Wednesday, October 1, 2008

CRA May Not Have Been the Problem

From Janet Yellen's opening remarks to the 2008 National Interagency, March 31, 2008, she writes -
Before I turn to potential interventions, I want to make one final point. There has been a tendency to conflate the current problems in the subprime market with CRA-motivated lending, or with lending to low-income families in general. I believe it is very important to make a distinction between the two. Most of the loans made by depository institutions examined under the CRA have not been higher-priced loans, and studies have shown that the CRA has increased the volume of responsible lending to low- and moderate-income households.
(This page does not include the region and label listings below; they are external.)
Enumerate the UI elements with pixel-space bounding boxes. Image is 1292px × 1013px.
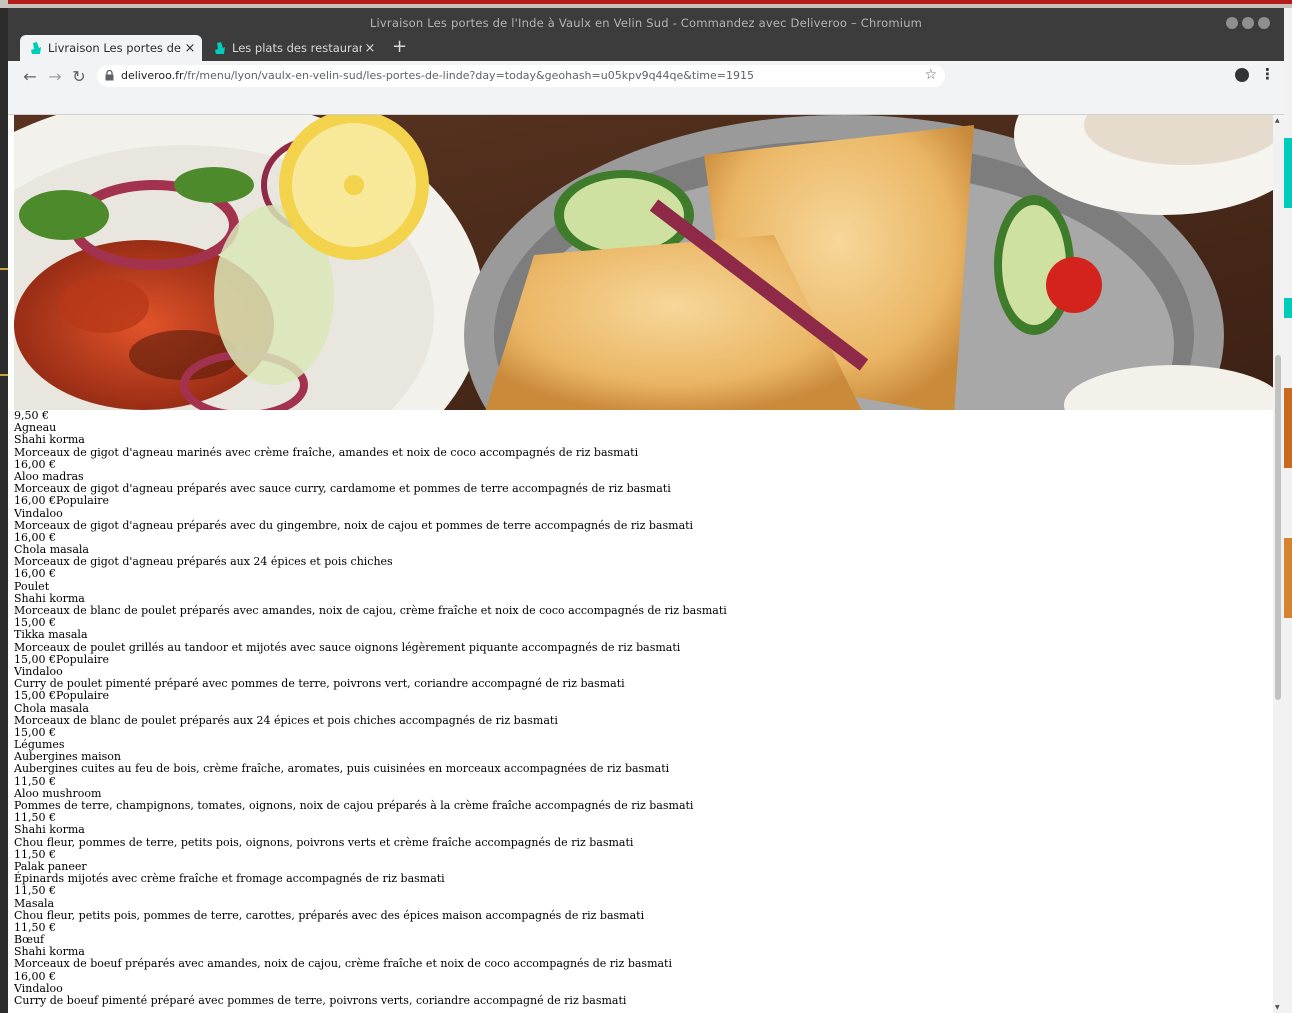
arrow-right-icon: → (48, 67, 62, 86)
menu-text-line: 11,50 € (14, 920, 56, 934)
tab-label: Les plats des restaurants (232, 41, 362, 55)
menu-text-line: Morceaux de boeuf préparés avec amandes,… (14, 957, 672, 971)
menu-list: 9,50 € Agneau Shahi korma Morceaux de gigot… (14, 409, 1264, 1007)
url-host: deliveroo.fr (121, 69, 184, 82)
menu-text-line: Shahi korma (14, 433, 85, 447)
maximize-button[interactable] (1242, 17, 1254, 29)
scroll-down-icon[interactable]: ▼ (1275, 1004, 1280, 1011)
tab-strip: Livraison Les portes de l'I × Les plats … (8, 35, 1284, 61)
menu-text-line: 15,00 € (14, 725, 56, 739)
menu-text-line: Morceaux de gigot d'agneau préparés avec… (14, 482, 671, 496)
menu-text-line: 15,00 € (14, 616, 56, 630)
menu-text-line: 15,00 €Populaire (14, 652, 110, 666)
window-controls (1226, 17, 1270, 29)
restaurant-hero-image (14, 115, 1273, 410)
menu-text-line: Morceaux de blanc de poulet préparés ave… (14, 604, 727, 617)
menu-text-line: Pommes de terre, champignons, tomates, o… (14, 799, 694, 812)
background-window-edge (1283, 8, 1292, 1013)
browser-window: Livraison Les portes de l'Inde à Vaulx e… (8, 8, 1284, 1013)
menu-text-line: Vindaloo (14, 506, 63, 520)
menu-text-line: 16,00 € (14, 567, 56, 581)
menu-text-line: 16,00 € (14, 969, 56, 983)
menu-text-line: 16,00 €Populaire (14, 494, 110, 508)
menu-text-line: Chola masala (14, 701, 89, 715)
desktop-accent-strip (8, 0, 1292, 4)
url-path: /fr/menu/lyon/vaulx-en-velin-sud/les-por… (183, 69, 754, 82)
menu-text-line: 11,50 € (14, 774, 56, 788)
page-scrollbar[interactable]: ▲ ▼ (1273, 115, 1284, 1013)
menu-text-line: Shahi korma (14, 823, 85, 837)
kebab-menu-icon[interactable]: ⋮ (1260, 65, 1275, 83)
menu-text-line: 15,00 €Populaire (14, 689, 110, 703)
menu-text-line: Aubergines cuites au feu de bois, crème … (14, 762, 670, 776)
menu-text-line: Morceaux de blanc de poulet préparés aux… (14, 713, 558, 727)
menu-text-line: 11,50 € (14, 847, 56, 861)
menu-text-line: 16,00 € (14, 530, 56, 544)
menu-text-line: Tikka masala (14, 628, 88, 642)
menu-text-line: Épinards mijotés avec crème fraîche et f… (14, 872, 445, 886)
url-text[interactable]: deliveroo.fr/fr/menu/lyon/vaulx-en-velin… (121, 69, 754, 82)
menu-text-line: Morceaux de poulet grillés au tandoor et… (14, 640, 681, 654)
address-bar[interactable]: deliveroo.fr/fr/menu/lyon/vaulx-en-velin… (97, 65, 945, 87)
menu-text-line: Poulet (14, 579, 50, 593)
menu-text-line: 9,50 € (14, 409, 49, 422)
food-photo (14, 115, 1273, 410)
page-content: 9,50 € Agneau Shahi korma Morceaux de gigot… (14, 115, 1273, 1013)
tab-deliveroo-restaurant[interactable]: Livraison Les portes de l'I × (20, 35, 202, 61)
menu-text-line: Morceaux de gigot d'agneau préparés avec… (14, 518, 694, 532)
menu-text-line: Morceaux de gigot d'agneau préparés aux … (14, 555, 393, 569)
menu-text-line: Curry de boeuf pimenté préparé avec pomm… (14, 994, 627, 1007)
menu-text-line: Bœuf (14, 933, 45, 947)
tab-close-icon[interactable]: × (362, 41, 378, 56)
window-title: Livraison Les portes de l'Inde à Vaulx e… (369, 16, 923, 30)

We should not view the current foreclosure trends as justification to abandon the goal of expanding access to credit among low-income households, since access to credit, and the subsequent ability to buy a home, remains one of the most important mechanisms we have to help low-income families build wealth over the long term.
In other words, most the CRA loans are not sub-prime, and most of the sub-prime loans are not CRA, which means that at worst, the racialist issues are complicating the analysis of the problems since CRA focuses our attention on Blacks and minorities and leads us to blame them for this potentially. You can see this explicitly in Steve Sailer's post, calling it a "diversity recession". I mentioned to one of my colleagues that many a dissertation began this week on CRA's role in all of this, which I think is one of the good things to have come out of it.